Then it _is_ as in English.  

Isn't is amazing -- it is to me -- how often simple questions turn out to have layers & layers?  Language is astonishing.

(May I offer a correction?  Your English is magnificent, elliest_5, but in writing you sometimes incorrectly double letters: "sad[d]ness," "ap[p]art."  [As I imagine you know, the doubling of letters in English is unreliably dependent on phonetics and contingent on history.]  If I'm out of line forgive me, but I hope you'll return the favor, on my far more elementary level, when I venture some Greek.  Προσπαθώ να μάθω, αλλά τον εγκέφαλό μου είναι ηλικιωμένο.)

Thanks again.  I'll go ahead with "...went mistrustful behind his song," now with more confidence.


----------



## elliest_5

OssianX said:


> (May I offer a correction?  Your English is magnificent, elliest_5, but in writing you sometimes incorrectly double letters: "sad[d]ness," "ap[p]art."  [As I imagine you know, the doubling of letters in English is unreliably dependent on phonetics and contingent on history.]  If I'm out of line forgive me, but I hope you'll return the favor, on my far more elementary level, when I venture some Greek.  Προσπαθώ να μάθω, αλλά τον εγκέφαλό μου είναι ηλικιωμένο.)
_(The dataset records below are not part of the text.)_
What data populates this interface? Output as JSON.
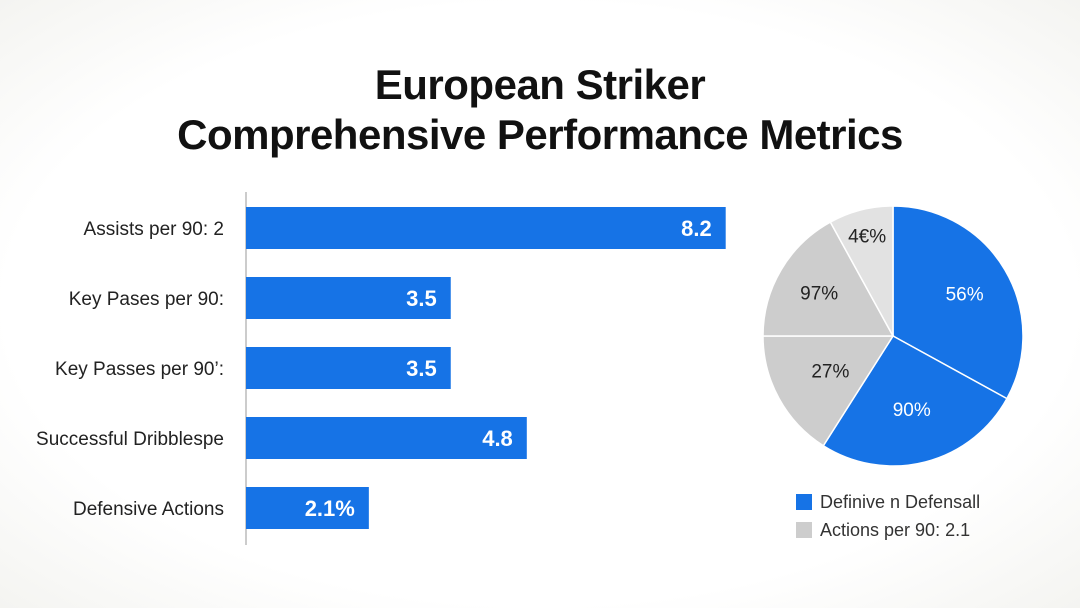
{
  "title": {
    "line1": "European Striker",
    "line2": "Comprehensive Performance Metrics"
  },
  "colors": {
    "blue": "#1673e6",
    "gray": "#cdcdcd",
    "light_gray": "#e2e2e2"
  },
  "chart_data": [
    {
      "type": "bar",
      "orientation": "horizontal",
      "categories": [
        "Assists per 90: 2",
        "Key Pases per 90:",
        "Key Passes per 90’:",
        "Successful Dribblespe",
        "Defensive Actions"
      ],
      "values": [
        8.2,
        3.5,
        3.5,
        4.8,
        2.1
      ],
      "data_labels": [
        "8.2",
        "3.5",
        "3.5",
        "4.8",
        "2.1%"
      ],
      "xlim": [
        0,
        10
      ]
    },
    {
      "type": "pie",
      "slices": [
        {
          "label": "56%",
          "value": 33,
          "color": "#1673e6"
        },
        {
          "label": "90%",
          "value": 26,
          "color": "#1673e6"
        },
        {
          "label": "27%",
          "value": 16,
          "color": "#cdcdcd"
        },
        {
          "label": "97%",
          "value": 17,
          "color": "#cdcdcd"
        },
        {
          "label": "4€%",
          "value": 8,
          "color": "#e2e2e2"
        }
      ],
      "legend": {
        "position": "bottom-right",
        "entries": [
          {
            "label": "Definive n Defensall",
            "color": "#1673e6"
          },
          {
            "label": "Actions per 90: 2.1",
            "color": "#cdcdcd"
          }
        ]
      }
    }
  ]
}
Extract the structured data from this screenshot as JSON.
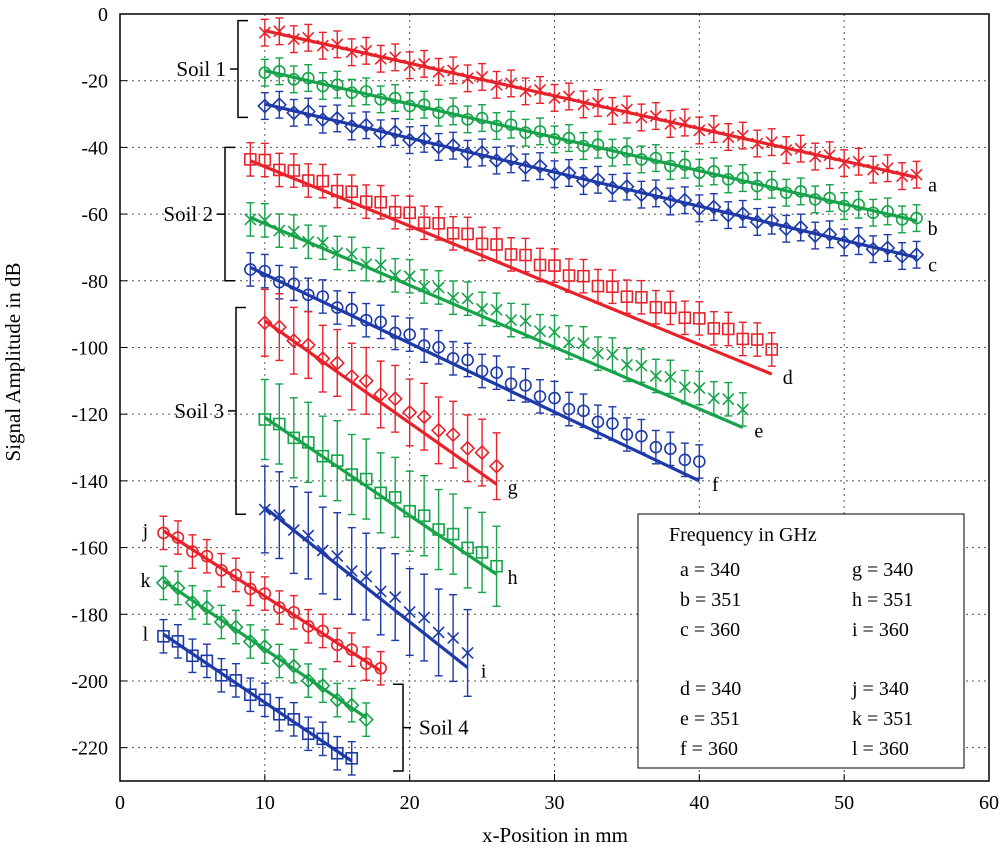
{
  "colors": {
    "red": "#e8222b",
    "green": "#16a34a",
    "blue": "#1e3aa8"
  },
  "chart_data": {
    "type": "scatter",
    "title": "",
    "xlabel": "x-Position in mm",
    "ylabel": "Signal Amplitude in dB",
    "xlim": [
      0,
      60
    ],
    "ylim": [
      -230,
      0
    ],
    "xticks": [
      0,
      10,
      20,
      30,
      40,
      50,
      60
    ],
    "yticks": [
      0,
      -20,
      -40,
      -60,
      -80,
      -100,
      -120,
      -140,
      -160,
      -180,
      -200,
      -220
    ],
    "grid": true,
    "series": [
      {
        "name": "a",
        "color": "red",
        "marker": "x",
        "x0": 10,
        "x1": 55,
        "y0": -5,
        "y1": -49,
        "fit0": -5,
        "fit1": -49,
        "err": 4
      },
      {
        "name": "b",
        "color": "green",
        "marker": "circle",
        "x0": 10,
        "x1": 55,
        "y0": -17,
        "y1": -62,
        "fit0": -17,
        "fit1": -62,
        "err": 4
      },
      {
        "name": "c",
        "color": "blue",
        "marker": "diamond",
        "x0": 10,
        "x1": 55,
        "y0": -27,
        "y1": -73,
        "fit0": -27,
        "fit1": -73,
        "err": 4
      },
      {
        "name": "d",
        "color": "red",
        "marker": "square",
        "x0": 9,
        "x1": 45,
        "y0": -43,
        "y1": -100,
        "fit0": -44,
        "fit1": -108,
        "err": 5
      },
      {
        "name": "e",
        "color": "green",
        "marker": "x",
        "x0": 9,
        "x1": 43,
        "y0": -61,
        "y1": -118,
        "fit0": -61,
        "fit1": -124,
        "err": 5
      },
      {
        "name": "f",
        "color": "blue",
        "marker": "circle",
        "x0": 9,
        "x1": 40,
        "y0": -76,
        "y1": -135,
        "fit0": -76,
        "fit1": -140,
        "err": 5
      },
      {
        "name": "g",
        "color": "red",
        "marker": "diamond",
        "x0": 10,
        "x1": 26,
        "y0": -92,
        "y1": -135,
        "fit0": -92,
        "fit1": -141,
        "err": 10
      },
      {
        "name": "h",
        "color": "green",
        "marker": "square",
        "x0": 10,
        "x1": 26,
        "y0": -121,
        "y1": -165,
        "fit0": -121,
        "fit1": -168,
        "err": 12
      },
      {
        "name": "i",
        "color": "blue",
        "marker": "x",
        "x0": 10,
        "x1": 24,
        "y0": -148,
        "y1": -191,
        "fit0": -148,
        "fit1": -196,
        "err": 13
      },
      {
        "name": "j",
        "color": "red",
        "marker": "circle",
        "x0": 3,
        "x1": 18,
        "y0": -155,
        "y1": -197,
        "fit0": -155,
        "fit1": -197,
        "err": 5
      },
      {
        "name": "k",
        "color": "green",
        "marker": "diamond",
        "x0": 3,
        "x1": 17,
        "y0": -170,
        "y1": -211,
        "fit0": -170,
        "fit1": -211,
        "err": 5
      },
      {
        "name": "l",
        "color": "blue",
        "marker": "square",
        "x0": 3,
        "x1": 16,
        "y0": -186,
        "y1": -224,
        "fit0": -186,
        "fit1": -224,
        "err": 5
      }
    ],
    "groups": [
      {
        "label": "Soil 1",
        "ylim": [
          -2,
          -31
        ]
      },
      {
        "label": "Soil 2",
        "ylim": [
          -40,
          -80
        ]
      },
      {
        "label": "Soil 3",
        "ylim": [
          -88,
          -150
        ]
      },
      {
        "label": "Soil 4",
        "ylim": [
          -201,
          -227
        ]
      }
    ],
    "legend": {
      "title": "Frequency in GHz",
      "placement": "bottom-right",
      "entries": [
        "a = 340",
        "g = 340",
        "b = 351",
        "h = 351",
        "c = 360",
        "i = 360",
        "d = 340",
        "j = 340",
        "e = 351",
        "k = 351",
        "f = 360",
        "l = 360"
      ]
    }
  }
}
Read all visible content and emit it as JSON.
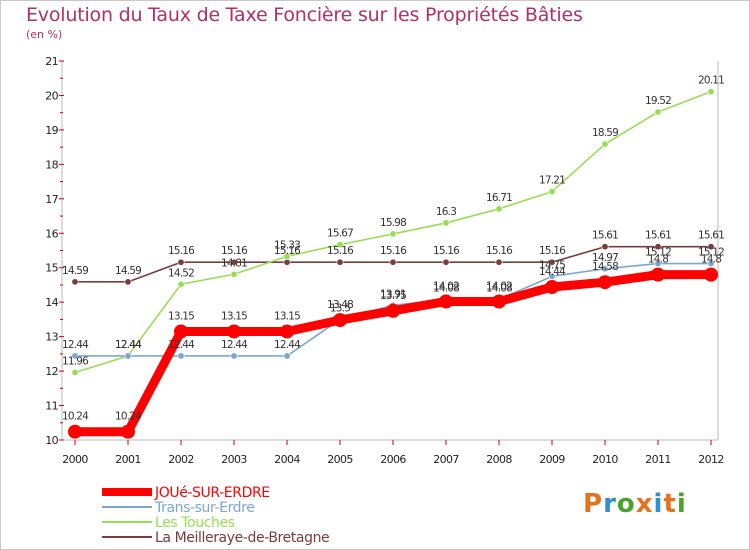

ha ha! thanks for the correction! I do have this tendency to double consonants (I even do it in Greek! ) - I usually notice the mistake when I reread my texts, but when I write fast they just evade my attention (and I think that the spell-check in word corrects this kind of mistakes automatically, which does not help you learn from your mistakes)
Anyway, we 're all learners here, so corrections and comments are always more than welcome!! (oh, and your Greek is great - you should have used Nominative case for "εγκέφαλος"+"ηλικιωμένος"  in that phrase - "ο εγκέφαλός μου είναι ηλικιωμένος", but apart from that it's fine  - and don't worry, there's no age limit to learning a new language!)


----------